On April 13, three days after the initial $495-million payment, Ghilarducci said that the state was still "in the final negotiation phases" and that the agreement would be kept private until that process was complete.

Three days later, Newsom advisors offered a different explanation. During testimony before a special state Senate budget hearing examining the pandemic's impact on California's economy and government finances, lawmakers were told that revealing the contract's details too soon could mean someone else not California might get the masks. Similar problems have arisen in other states, including seizures of supplies by the federal government.

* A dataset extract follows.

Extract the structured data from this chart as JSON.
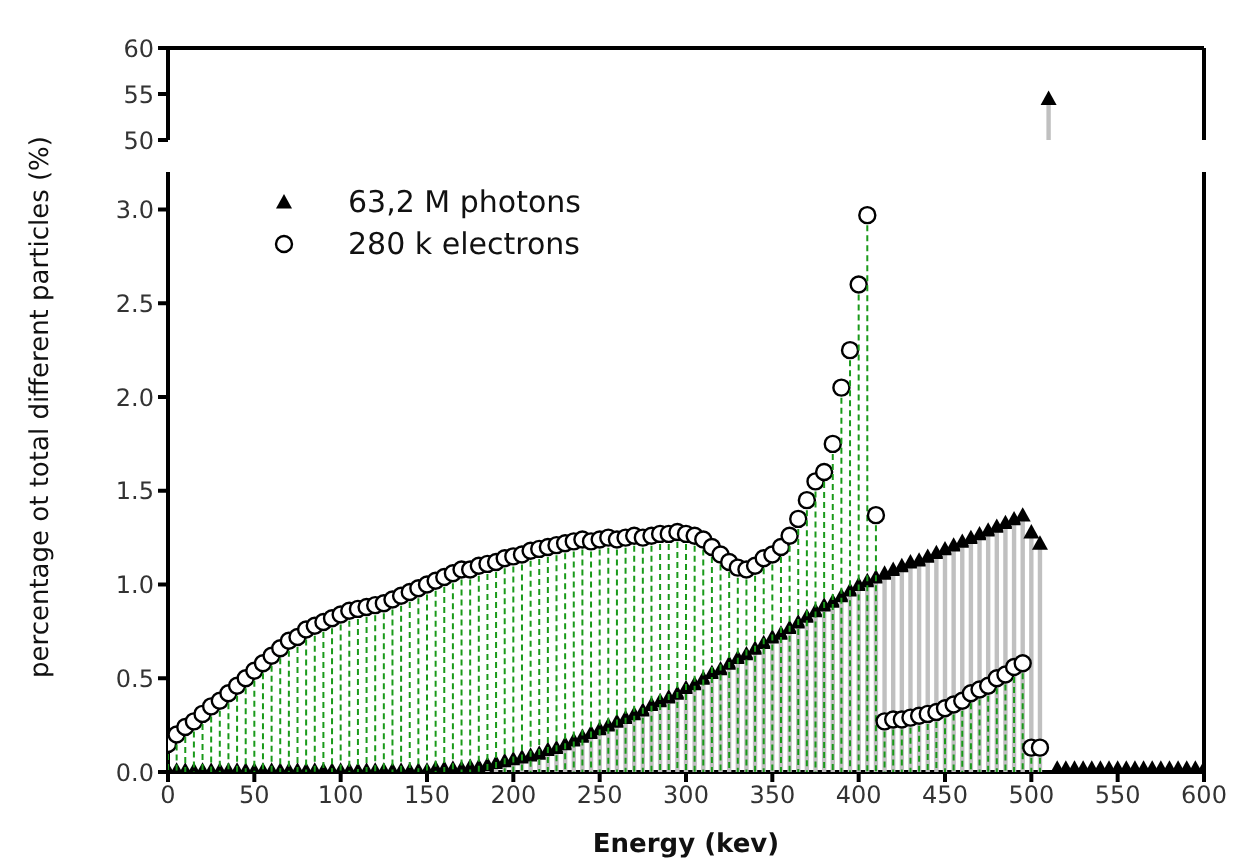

"We have concerns about releasing too many details of it because, again, our goal is to get the supply into California for the people who need it," said Tina Curry, deputy director of the Governor's Office of Emergency Services. "There are a lot of things that could come into play to disrupt that, to influence that or interfere with that in some way."

During a taped appearance on "The Ellen DeGeneres Show" that aired on Friday, Newsom voiced similar concerns.

"We haven't yet seen the benefits of those efforts," he said of the mask purchase. "I'm not holding my breath. We have backups to that backup."

On Saturday, while visiting Santa Clara County to discuss efforts to help COVID-19 patients who are homeless, Newsom insisted the BYD contract is finsihed and that he's revealed an "appropriate" amount of information given the difficulty in actually getting protective gear to its final destination.

"I recognize everybody's desire to have everything out there tomorrow," he said. "And we look forward to all those details becoming public very, very shortly."